Professor Spence, who taught for more than 40 years at Yale University, where his lecture classes were always in great demand, found the big picture of Chinese history in small details. His books, deeply researched, examined individual lives and odd moments that were representative of larger cultural forces, wrapping it all together with vivid storytelling.
“This is a delicate spider’s web of a book, deft, fascinating and precise as Chinese calligraphy,” Diana Preston wrote in The Los Angeles Times in a review of his “Treason by the Book” (2001), about a scholar who challenged the third Manchu emperor in the early 1700s. “It is also unnerving because it conjures so much that still resonates.”

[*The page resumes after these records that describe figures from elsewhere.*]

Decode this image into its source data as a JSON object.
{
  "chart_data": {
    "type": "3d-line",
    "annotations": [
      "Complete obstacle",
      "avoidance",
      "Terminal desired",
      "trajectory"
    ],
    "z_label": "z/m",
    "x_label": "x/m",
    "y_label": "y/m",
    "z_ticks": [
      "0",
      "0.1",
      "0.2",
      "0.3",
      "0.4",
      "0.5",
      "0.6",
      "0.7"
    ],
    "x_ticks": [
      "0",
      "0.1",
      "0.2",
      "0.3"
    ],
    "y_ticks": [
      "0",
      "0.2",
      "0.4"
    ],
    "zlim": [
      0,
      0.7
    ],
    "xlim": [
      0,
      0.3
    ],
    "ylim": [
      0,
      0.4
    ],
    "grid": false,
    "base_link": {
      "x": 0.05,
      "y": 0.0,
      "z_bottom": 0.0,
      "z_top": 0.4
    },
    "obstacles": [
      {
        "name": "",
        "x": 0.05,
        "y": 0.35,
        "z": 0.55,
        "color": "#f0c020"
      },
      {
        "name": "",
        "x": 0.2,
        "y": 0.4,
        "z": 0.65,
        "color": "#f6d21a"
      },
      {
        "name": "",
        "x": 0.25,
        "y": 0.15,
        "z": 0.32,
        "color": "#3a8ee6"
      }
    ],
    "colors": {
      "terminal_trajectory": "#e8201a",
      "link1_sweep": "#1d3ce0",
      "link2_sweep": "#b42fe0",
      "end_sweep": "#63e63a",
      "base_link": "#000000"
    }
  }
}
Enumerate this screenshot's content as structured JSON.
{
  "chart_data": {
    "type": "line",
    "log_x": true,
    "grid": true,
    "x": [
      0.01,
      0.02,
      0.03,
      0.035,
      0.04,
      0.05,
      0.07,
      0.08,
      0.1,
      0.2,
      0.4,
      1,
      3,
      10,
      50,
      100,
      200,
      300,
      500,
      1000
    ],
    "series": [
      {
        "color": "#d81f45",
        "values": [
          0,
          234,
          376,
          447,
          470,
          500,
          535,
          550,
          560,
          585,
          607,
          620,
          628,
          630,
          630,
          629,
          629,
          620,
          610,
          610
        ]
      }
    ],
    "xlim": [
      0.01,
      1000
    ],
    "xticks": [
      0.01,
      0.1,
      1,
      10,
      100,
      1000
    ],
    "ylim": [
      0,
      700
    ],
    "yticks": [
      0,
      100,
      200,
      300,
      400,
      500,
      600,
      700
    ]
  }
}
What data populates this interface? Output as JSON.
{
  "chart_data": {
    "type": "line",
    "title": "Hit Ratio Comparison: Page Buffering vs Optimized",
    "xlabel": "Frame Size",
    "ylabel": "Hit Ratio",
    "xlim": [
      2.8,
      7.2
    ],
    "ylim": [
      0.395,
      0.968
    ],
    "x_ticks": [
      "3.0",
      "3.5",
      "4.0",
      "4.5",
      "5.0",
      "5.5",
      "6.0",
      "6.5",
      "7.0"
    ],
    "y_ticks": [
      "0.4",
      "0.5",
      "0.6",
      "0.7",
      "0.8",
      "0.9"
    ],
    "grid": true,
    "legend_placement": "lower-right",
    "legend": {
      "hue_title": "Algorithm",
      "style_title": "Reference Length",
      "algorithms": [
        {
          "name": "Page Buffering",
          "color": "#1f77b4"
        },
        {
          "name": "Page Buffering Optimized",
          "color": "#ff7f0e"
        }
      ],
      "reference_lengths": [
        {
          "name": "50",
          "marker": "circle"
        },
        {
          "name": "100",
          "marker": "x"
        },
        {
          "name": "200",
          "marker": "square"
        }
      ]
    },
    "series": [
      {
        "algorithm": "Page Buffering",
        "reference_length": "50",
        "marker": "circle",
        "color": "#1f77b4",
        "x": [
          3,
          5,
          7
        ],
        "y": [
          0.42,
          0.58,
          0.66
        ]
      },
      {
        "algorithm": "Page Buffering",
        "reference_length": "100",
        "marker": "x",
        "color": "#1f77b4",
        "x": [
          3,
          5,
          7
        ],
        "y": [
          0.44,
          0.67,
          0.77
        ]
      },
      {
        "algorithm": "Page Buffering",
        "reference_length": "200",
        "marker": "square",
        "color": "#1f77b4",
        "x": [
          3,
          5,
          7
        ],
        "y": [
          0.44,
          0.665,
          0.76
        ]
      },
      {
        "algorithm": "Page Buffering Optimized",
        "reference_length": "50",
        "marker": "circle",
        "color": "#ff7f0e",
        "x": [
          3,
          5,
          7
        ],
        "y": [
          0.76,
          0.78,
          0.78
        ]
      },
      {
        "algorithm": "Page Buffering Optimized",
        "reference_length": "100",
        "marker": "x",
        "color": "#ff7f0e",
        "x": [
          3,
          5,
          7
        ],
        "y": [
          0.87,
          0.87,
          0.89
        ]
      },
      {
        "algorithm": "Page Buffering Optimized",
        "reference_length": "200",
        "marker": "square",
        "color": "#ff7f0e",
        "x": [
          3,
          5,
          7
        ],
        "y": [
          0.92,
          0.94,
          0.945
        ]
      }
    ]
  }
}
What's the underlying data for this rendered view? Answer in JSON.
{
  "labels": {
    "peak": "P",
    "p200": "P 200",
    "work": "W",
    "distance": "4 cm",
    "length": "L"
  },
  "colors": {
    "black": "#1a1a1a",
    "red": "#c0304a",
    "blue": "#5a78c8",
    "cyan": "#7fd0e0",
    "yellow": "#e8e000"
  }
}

Among Professor Spence’s most ambitious books was “The Search for Modern China,” which made The New York Times’s best-seller list and is now a standard text. It took an 876-page view of China’s history from the decline of the Ming dynasty in the 1600s to the democracy movement of 1989.
“Other books have attempted to cover the political and social history of China from imperial to Communist times,” Vera Schwarcz wrote in her review in The Times. “But they lack the narrative technique, the wealth of illustrations and the thematic focus of this work.”
Professor Spence wrote more than a dozen books in all, beginning in 1966 with “Ts’ao Yin and the K’ang-hsi Emperor: Bondservant and Master,” based on his dissertation about a minor historical figure in the late 1600s and early 1700s.